Dans la société, il prenait d’abord un ton guindé et solennel. Mais, tout de suite, il s’emportait. Burney, qui vit Hændel et Gluck, les rapproche pour le caractère: «Gluck, dit-il, est d’une humeur aussi sauvage que l’était Hændel, dont on sait que tout le monde avait peur». Il était libre et irritable, et ne pouvait s’habituer aux règles de la société. Il appelait crûment les choses par leur nom, et, d’après Christ. von Mannlich, à son premier voyage à Paris, il scandalisait vingt fois par jour ceux qui l’approchaient. Il était insensible aux flatteries, mais il admirait ses propres œuvres avec enthousiasme. Cela ne l’empêchait point de se juger exactement. Il aimait un petit nombre de gens: sa femme, sa nièce, ses amis, mais sans démonstrations de tendresse, sans rien de la sensiblerie du temps; il avait toute exagération en horreur, et ne flattait pas les siens. Il était jovial, bonhomme, joyeux après boire. Au reste, grand buveur et robuste mangeur; il le fut jusqu’à l’apoplexie finale. Il ne jouait pas l’idéaliste. Il ne se faisait d’illusion ni sur les hommes ni sur les choses. Il aimait l’argent, et ne s’en cachait pas. Il avait une forte dose d’égoïsme, «surtout à table, dit Christ. von Mannlich, où il croyait avoir un droit naturel aux meilleurs morceaux».
En somme, un rude homme, nullement homme du monde, sentimental en rien, voyant la vie comme elle est, et fait pour y lutter, pour foncer sur les obstacles, comme un sanglier, à coups de boutoir.

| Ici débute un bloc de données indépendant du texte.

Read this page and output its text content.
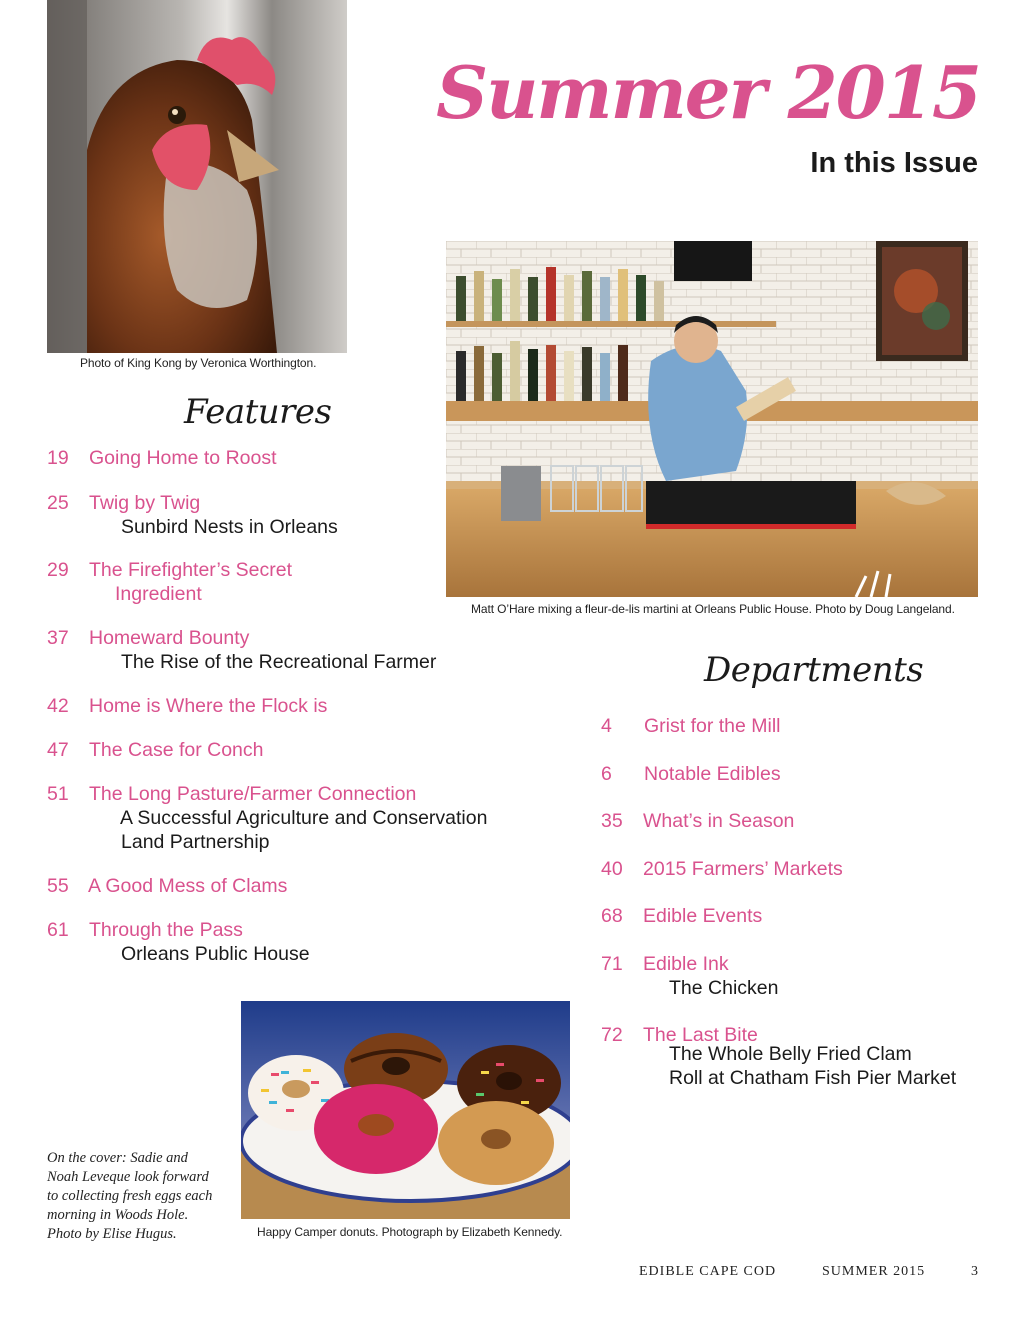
Photo of King Kong by Veronica Worthington.
Summer 2015
In this Issue
Matt O’Hare mixing a fleur-de-lis martini at Orleans Public House. Photo by Doug Langeland.
Features
19 Going Home to Roost
25 Twig by Twig
Sunbird Nests in Orleans
29 The Firefighter’s Secret
Ingredient
37 Homeward Bounty
The Rise of the Recreational Farmer
42 Home is Where the Flock is
47 The Case for Conch
51 The Long Pasture/Farmer Connection
A Successful Agriculture and Conservation
Land Partnership
55 A Good Mess of Clams
61 Through the Pass
Orleans Public House
Departments
4 Grist for the Mill
6 Notable Edibles
35 What’s in Season
40 2015 Farmers’ Markets
68 Edible Events
71 Edible Ink
The Chicken
72 The Last Bite
The Whole Belly Fried Clam
Roll at Chatham Fish Pier Market
Happy Camper donuts. Photograph by Elizabeth Kennedy.
On the cover: Sadie and Noah Leveque look forward to collecting fresh eggs each morning in Woods Hole. Photo by Elise Hugus.
EDIBLE CAPE COD	SUMMER 2015	3
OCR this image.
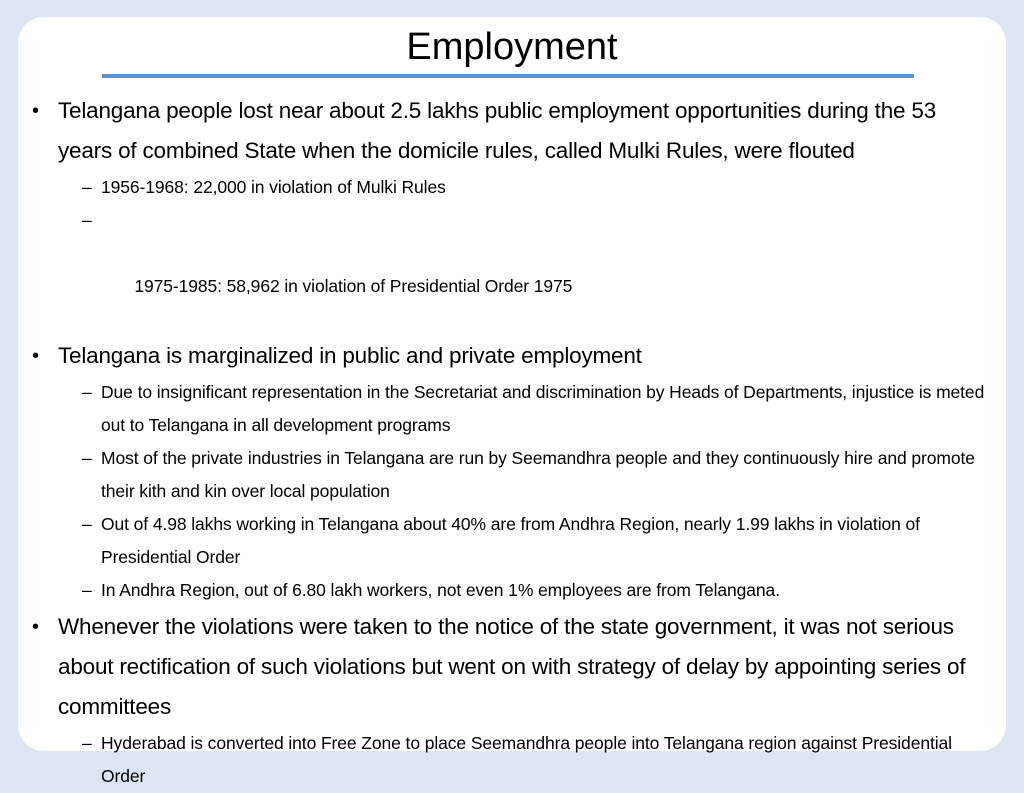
Employment
• Telangana people lost near about 2.5 lakhs public employment opportunities during the 53 years of combined State when the domicile rules, called Mulki Rules, were flouted
– 1956-1968: 22,000 in violation of Mulki Rules

–

1975-1985: 58,962 in violation of Presidential Order 1975

• Telangana is marginalized in public and private employment
– Due to insignificant representation in the Secretariat and discrimination by Heads of Departments, injustice is meted out to Telangana in all development programs
– Most of the private industries in Telangana are run by Seemandhra people and they continuously hire and promote their kith and kin over local population
– Out of 4.98 lakhs working in Telangana about 40% are from Andhra Region, nearly 1.99 lakhs in violation of Presidential Order
– In Andhra Region, out of 6.80 lakh workers, not even 1% employees are from Telangana.
• Whenever the violations were taken to the notice of the state government, it was not serious about rectification of such violations but went on with strategy of delay by appointing series of committees
– Hyderabad is converted into Free Zone to place Seemandhra people into Telangana region against Presidential Order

Si l’on ajoute qu’il avait une intelligence peu commune en dehors de son art, qu’il aurait pu être en littérature un artiste non médiocre, s’il l’avait voulu[378], et qu’il se servait de sa plume avec une verve ironique et âpre, qui écrasa les critiques de Paris et pulvérisa La Harpe, on sent combien il était fait pour un rôle de combat et de révolution. Et, vraiment, il y avait en lui du Révolutionnaire avant la lettre, de l’esprit républicain, qui n’admet aucune supériorité, hors celle de l’esprit. A peine arrivé à Paris, il traita la cour et la société parisienne, comme jamais artiste n’avait encore eu le courage de le faire. Lors de la première de son Iphigénie en Aulide, au dernier moment, quand le roi, la reine, toute la cour, étaient invités, il déclara que la représentation n’aurait pas lieu, et la fit remettre, en dépit des usages et des observations, parce qu’il ne trouvait pas les chanteurs assez prêts. Il s’attira une affaire avec le prince d’Hénin, qu’il avait rencontré dans un salon, et qu’il ne s’était pas donné la peine de saluer, parce que, dit-il, «l’usage en Allemagne est de ne se lever que pour les gens qu’on estime». Et—signe des temps—rien ne put le faire céder: bien plus, ce fut le prince d’Hénin qui dut aller faire visite à Gluck... Il se laissait faire la cour par les courtisans. A ses répétitions, où il se mettait à l’aise, en bonnet de nuit, et sans perruque, il se faisait rhabiller par les grands seigneurs: c’était à qui lui présenterait son surtout, sa perruque. Il appréciait la duchesse de Kingston, parce qu’elle avait dit que «le génie annonçait ordinairement une âme forte et libre».